The Median is less well known but just as easy to conceptualize. Consider all of the items in your collection and sort them from smallest to largest. The Median is then the value of the item that sits in the middle of the sorted list. In other words, it’s the value of the item that splits the collection in half with an equal number of items above and below it.

When dealing with data that follows the bell curve, that is data that produces a symmetric and unimodal (single peak) distribution, the Mean and the Median have the same value and we don’t have any problems. The issue is that a lot of data we’re likely to encounter in our day-to-day work— such as call response times, time spent on patrol, man hours spent on an occurrence—are not accurately represented by a symmetric bell curve but instead follow a skewed distribution that is weighted more to one side than the other.

But what does this mean for averages? It means that for data that is positively skewed (the bulk of the data is on the left side of the chart) that the Mean is going to be larger than the Median and vice versa for negatively skewed data. The problem arises when the difference between the Mean and Median gets large enough to meaningfully change the stat that you are reporting.

For example, the number of man-hours spent on an occurrence is the kind of data that is going to be positively skewed. This is because of the nature of the data: 0 is the lowest value that can exist but the upper limit is not bounded. If you create a histogram of the data you’re likely to find a whole lot of occurrences with a small to medium amount of time being spent (the peak on the left) but also a few occurrences with a lot of time being spent (the long tail on the right). I’ve created the following simplified data set below to illustrate the scenario.

You can see in the screen shot that the occurrence that took 24 hours is clearly an extreme example but it has a significant impact on the Mean. If a Commander came to you and asked for the average number of man-hours spent on occurrences do you feel that the Mean of 8.8 would be representative, considering that only one occurrence actually took longer than that? Clearly the Median value of 5 hours is more representative of man-hours and is a more accurate average.

This result comes about because the Mean is sensitive to the inclusion of extreme values because of the way it is calculated while the Median, which is relatively indifferent to the inclusion of extreme values because it only concerns itself with the middle value for a data set, is more likely to provide an appropriate number that is stable in the face of outliers.

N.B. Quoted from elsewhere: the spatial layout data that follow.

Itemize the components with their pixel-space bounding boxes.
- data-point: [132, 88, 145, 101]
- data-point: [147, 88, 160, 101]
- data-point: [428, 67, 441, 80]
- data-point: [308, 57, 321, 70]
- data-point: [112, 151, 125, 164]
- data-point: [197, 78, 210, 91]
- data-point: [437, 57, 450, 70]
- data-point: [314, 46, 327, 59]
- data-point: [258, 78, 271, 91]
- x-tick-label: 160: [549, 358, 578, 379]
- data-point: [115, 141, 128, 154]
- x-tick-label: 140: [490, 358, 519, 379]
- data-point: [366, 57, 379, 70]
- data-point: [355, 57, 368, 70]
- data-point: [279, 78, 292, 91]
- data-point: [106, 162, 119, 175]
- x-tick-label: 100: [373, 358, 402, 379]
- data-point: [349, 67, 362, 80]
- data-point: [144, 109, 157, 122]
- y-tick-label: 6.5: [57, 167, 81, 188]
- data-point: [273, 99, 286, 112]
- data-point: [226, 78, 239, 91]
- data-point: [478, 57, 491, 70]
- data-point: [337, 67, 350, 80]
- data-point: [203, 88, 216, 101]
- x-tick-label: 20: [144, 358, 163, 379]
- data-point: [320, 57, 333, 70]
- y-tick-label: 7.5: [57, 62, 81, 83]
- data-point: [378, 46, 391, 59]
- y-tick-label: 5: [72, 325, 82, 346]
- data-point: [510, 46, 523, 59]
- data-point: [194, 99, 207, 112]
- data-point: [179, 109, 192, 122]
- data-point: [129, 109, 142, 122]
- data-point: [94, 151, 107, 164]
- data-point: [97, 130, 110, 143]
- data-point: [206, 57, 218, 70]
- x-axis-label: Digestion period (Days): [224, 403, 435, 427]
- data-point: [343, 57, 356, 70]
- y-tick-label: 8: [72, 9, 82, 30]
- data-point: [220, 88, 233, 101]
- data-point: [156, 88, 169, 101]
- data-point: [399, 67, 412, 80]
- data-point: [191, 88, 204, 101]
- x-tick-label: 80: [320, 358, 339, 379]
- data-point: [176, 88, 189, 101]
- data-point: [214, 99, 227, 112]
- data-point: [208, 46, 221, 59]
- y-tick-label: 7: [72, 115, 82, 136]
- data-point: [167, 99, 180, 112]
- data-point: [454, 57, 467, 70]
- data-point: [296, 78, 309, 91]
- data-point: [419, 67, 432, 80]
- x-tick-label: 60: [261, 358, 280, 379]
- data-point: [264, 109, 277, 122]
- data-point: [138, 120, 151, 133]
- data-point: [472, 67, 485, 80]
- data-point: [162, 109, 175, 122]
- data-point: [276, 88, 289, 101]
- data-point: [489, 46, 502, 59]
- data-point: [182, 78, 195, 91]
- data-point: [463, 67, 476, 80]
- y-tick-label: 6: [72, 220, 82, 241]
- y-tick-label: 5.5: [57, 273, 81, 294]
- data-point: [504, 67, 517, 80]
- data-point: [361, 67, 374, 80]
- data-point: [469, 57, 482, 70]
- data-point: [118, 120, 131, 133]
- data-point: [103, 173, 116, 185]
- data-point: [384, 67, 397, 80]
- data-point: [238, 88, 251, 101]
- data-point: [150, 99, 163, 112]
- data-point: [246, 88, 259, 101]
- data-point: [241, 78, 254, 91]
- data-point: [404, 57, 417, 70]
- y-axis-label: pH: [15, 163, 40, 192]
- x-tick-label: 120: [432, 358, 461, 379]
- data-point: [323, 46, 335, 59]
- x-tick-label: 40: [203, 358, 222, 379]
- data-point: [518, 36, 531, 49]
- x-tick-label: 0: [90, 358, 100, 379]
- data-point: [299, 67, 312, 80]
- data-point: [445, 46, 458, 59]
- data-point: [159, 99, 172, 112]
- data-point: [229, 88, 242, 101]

The screen shot also conveniently illustrates the function calls used to calculate both the Mean and Median in Excel. Frustratingly, Microsoft has opted to use the function name AVERAGE for the Mean further erroneously cementing them as synonyms. Thankfully the Median is a straightforward call to the MEDIAN function.

You’ll notice a third function in the list: SKEW. I discuss above about the positive and negative skewness of data and the SKEW function is useful for coming to grips with the direction and magnitude of a data set’s skewness. In the occurrence man-hours example I state that the data is positively skewed and that’s reflected by the positive (greater than 0) value returned by the SKEW function and that indicates that the Mean likely overestimates the Median. Contrarily, if SKEW returns a value that is less than 0 you’ll know that the data is negatively skewed and that the Mean likely underestimates the Median. Finally, if the value is close to 0 your data set likely follows the bell curve or normal distribution and the Mean and Median will be nearly the same.

The key take away from this post is that it is important to not just blindly take the average (by which I mean the Mean) of a stat without first considering how the data is distributed. So much law enforcement data is skewed one way or the other that it makes sense to take a minute and run the MEDIAN and SKEW functions in Excel to make sure you’re reporting the most appropriate number to your superiors.